When Donald Trump slips into the third person, though, says Kim Schneiderman, he’s not really referring to himself — “He’s not a person, he’s a brand… he’s objectifying himself; turning himself into an entity rather than a person.” She points out that Bernie Sanders exhibited similar illeistic tendencies in his 2016 campaign for the Democratic nomination (see his interview on ABC News from April 2016 at 1:20, 1:45, 2:10, 3:35, 3:50 and 5:35). “He was a politician immersed in his campaign,” Shneiderman explains, and also intent on reinforcing his brand — albeit coming from a social rather than a business perspective: “Beyond the brand he was referring to a movement that was behind him.”

When it comes to the other prominent group of third-person abusers — successful sports stars — their illeism might sound similar to that of politicians in that it comes, as Schneiderman puts it, with “a tinge of self-importance and grandiosity.” But with athletes, there might also be something more positive going on.

In 2014, Ethan Kross of the University of Michigan looked into the phenomenon of people who slip into the third-person when guiding themselves through stressful situations. Asking participants to prepare for a public-speaking assignment, Kross’ team had them discuss their feelings about the task — some were encouraged to use first-person pronouns, while others were told to voice their apprehensions objectively, using their own names and pronouns like “she” and ”he.” The results (which Kross framed in terms of the LeBron James interview cited above) found that the speeches made by those who externalized during their prep were consistently delivered with more confidence and less self-doubt than the participants who were primed using “I” and “me.”

Kross concludes that using illeism in preparation for a big event actually “enhances people’s ability to regulate their thoughts, feelings and behavior under social stress… and leads them to appraise social-anxiety-provoking events in more challenging and less threatening terms.”

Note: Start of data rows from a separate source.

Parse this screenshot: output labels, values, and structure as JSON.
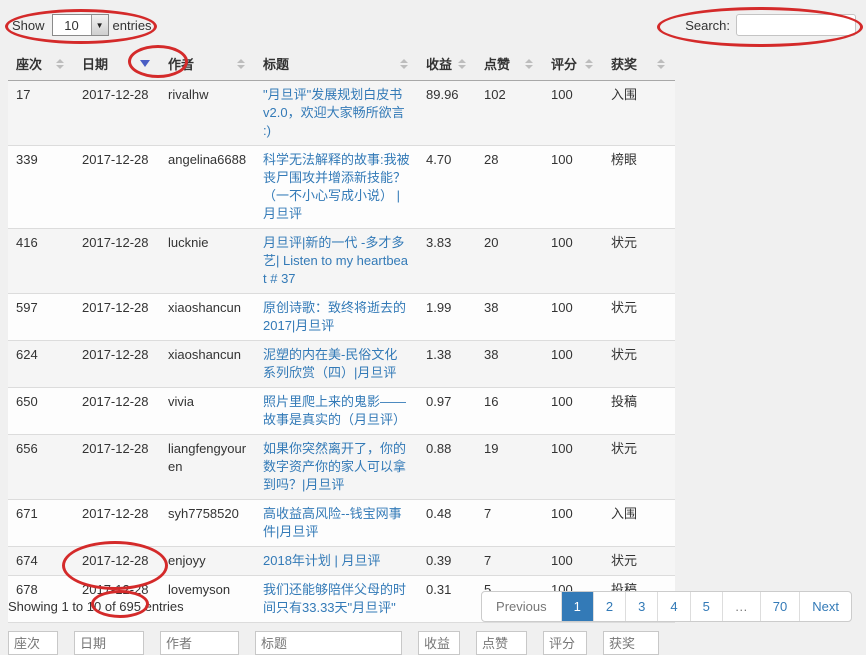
{
  "controls": {
    "show_label": "Show",
    "entries_label": "entries",
    "page_length": "10",
    "search_label": "Search:",
    "search_value": ""
  },
  "table": {
    "columns": [
      {
        "label": "座次",
        "sort": "both"
      },
      {
        "label": "日期",
        "sort": "desc"
      },
      {
        "label": "作者",
        "sort": "both"
      },
      {
        "label": "标题",
        "sort": "both"
      },
      {
        "label": "收益",
        "sort": "both"
      },
      {
        "label": "点赞",
        "sort": "both"
      },
      {
        "label": "评分",
        "sort": "both"
      },
      {
        "label": "获奖",
        "sort": "both"
      }
    ],
    "rows": [
      {
        "rank": "17",
        "date": "2017-12-28",
        "author": "rivalhw",
        "title": "\"月旦评\"发展规划白皮书 v2.0，欢迎大家畅所欲言 :)",
        "revenue": "89.96",
        "likes": "102",
        "score": "100",
        "award": "入围"
      },
      {
        "rank": "339",
        "date": "2017-12-28",
        "author": "angelina6688",
        "title": "科学无法解释的故事:我被丧尸围攻并增添新技能？（一不小心写成小说） | 月旦评",
        "revenue": "4.70",
        "likes": "28",
        "score": "100",
        "award": "榜眼"
      },
      {
        "rank": "416",
        "date": "2017-12-28",
        "author": "lucknie",
        "title": "月旦评|新的一代 -多才多艺| Listen to my heartbeat # 37",
        "revenue": "3.83",
        "likes": "20",
        "score": "100",
        "award": "状元"
      },
      {
        "rank": "597",
        "date": "2017-12-28",
        "author": "xiaoshancun",
        "title": "原创诗歌：致终将逝去的2017|月旦评",
        "revenue": "1.99",
        "likes": "38",
        "score": "100",
        "award": "状元"
      },
      {
        "rank": "624",
        "date": "2017-12-28",
        "author": "xiaoshancun",
        "title": "泥塑的内在美-民俗文化系列欣赏（四）|月旦评",
        "revenue": "1.38",
        "likes": "38",
        "score": "100",
        "award": "状元"
      },
      {
        "rank": "650",
        "date": "2017-12-28",
        "author": "vivia",
        "title": "照片里爬上来的鬼影——故事是真实的（月旦评）",
        "revenue": "0.97",
        "likes": "16",
        "score": "100",
        "award": "投稿"
      },
      {
        "rank": "656",
        "date": "2017-12-28",
        "author": "liangfengyouren",
        "title": "如果你突然离开了，你的数字资产你的家人可以拿到吗？|月旦评",
        "revenue": "0.88",
        "likes": "19",
        "score": "100",
        "award": "状元"
      },
      {
        "rank": "671",
        "date": "2017-12-28",
        "author": "syh7758520",
        "title": "高收益高风险--钱宝网事件|月旦评",
        "revenue": "0.48",
        "likes": "7",
        "score": "100",
        "award": "入围"
      },
      {
        "rank": "674",
        "date": "2017-12-28",
        "author": "enjoyy",
        "title": "2018年计划 | 月旦评",
        "revenue": "0.39",
        "likes": "7",
        "score": "100",
        "award": "状元"
      },
      {
        "rank": "678",
        "date": "2017-12-28",
        "author": "lovemyson",
        "title": "我们还能够陪伴父母的时间只有33.33天\"月旦评\"",
        "revenue": "0.31",
        "likes": "5",
        "score": "100",
        "award": "投稿"
      }
    ],
    "filter_placeholders": [
      "座次",
      "日期",
      "作者",
      "标题",
      "收益",
      "点赞",
      "评分",
      "获奖"
    ]
  },
  "footer": {
    "info": "Showing 1 to 10 of 695 entries",
    "pagination": [
      {
        "label": "Previous",
        "state": "disabled"
      },
      {
        "label": "1",
        "state": "active"
      },
      {
        "label": "2",
        "state": "normal"
      },
      {
        "label": "3",
        "state": "normal"
      },
      {
        "label": "4",
        "state": "normal"
      },
      {
        "label": "5",
        "state": "normal"
      },
      {
        "label": "…",
        "state": "disabled"
      },
      {
        "label": "70",
        "state": "normal"
      },
      {
        "label": "Next",
        "state": "normal"
      }
    ]
  },
  "colors": {
    "link_accent": "#337ab7",
    "pagination_active_bg": "#337ab7",
    "sort_active_arrow": "#4a5ec4",
    "annotation_red": "#d42a2a",
    "page_background": "#f0f0f0"
  },
  "icons": {
    "select_dropdown": "dropdown-arrow-icon",
    "sort_inactive": "sort-both-icon",
    "sort_active": "sort-desc-icon"
  }
}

It’s reminiscent of the way professional athletes might take on the role of their coach when psyching themselves up in the locker-room. “No athlete talks to themselves like tennis players…” wrote Andre Agassi in his 2009 autobiography Open. “Why? Because tennis is so damned lonely.”

In Schneiderman’s experience, narrative therapy — in which participants reframe their traumatic experiences and memories as third-person stories — offers a restorative release from the baggage of social anxiety that the pronoun “I” tends to heave around with it. “When you use the third person,” she explains, “it’s like you’re tricking your protective, censoring ego into thinking you’re writing about somebody else.”

The result, she says, is a sense of liberation and a greater openness to new possibilities. “When you’re saying ‘I feel this,’ or ‘I think this,’ you’re so attached to whatever is going to follow in the next couple of words,” she says. “But writing in the third person, [participants] are able to see a larger narrative of their lives.” They’re more than just the stockbroker in the phrase “I am a stockbroker,” for example: “They’re a father and a son, a husband, a person who enjoys outdoor activities; a person who’s been on a journey, who’s been through many ups and downs and has somehow found a way to navigate difficult times, and this is just another one of them.”

LeBron James’s third-person tic, then, might not be a sign of unchecked celebrity narcissism after all — it might be the spill-over from a mental strategy that’s allowed him to succeed under vast, unthinkable amounts of pressure. So perhaps the first-person plural shouldn’t be so quick to condemn illeists who are only trying to grab a bit of perspective in a crazy situation. “Seeing ourselves from a distance allows us to own and appreciate our own humanity,” says Schneiderman.

Or it might even give us the self-confidence we need to own and conquer all of humanity (looking at you, Doctor Doom).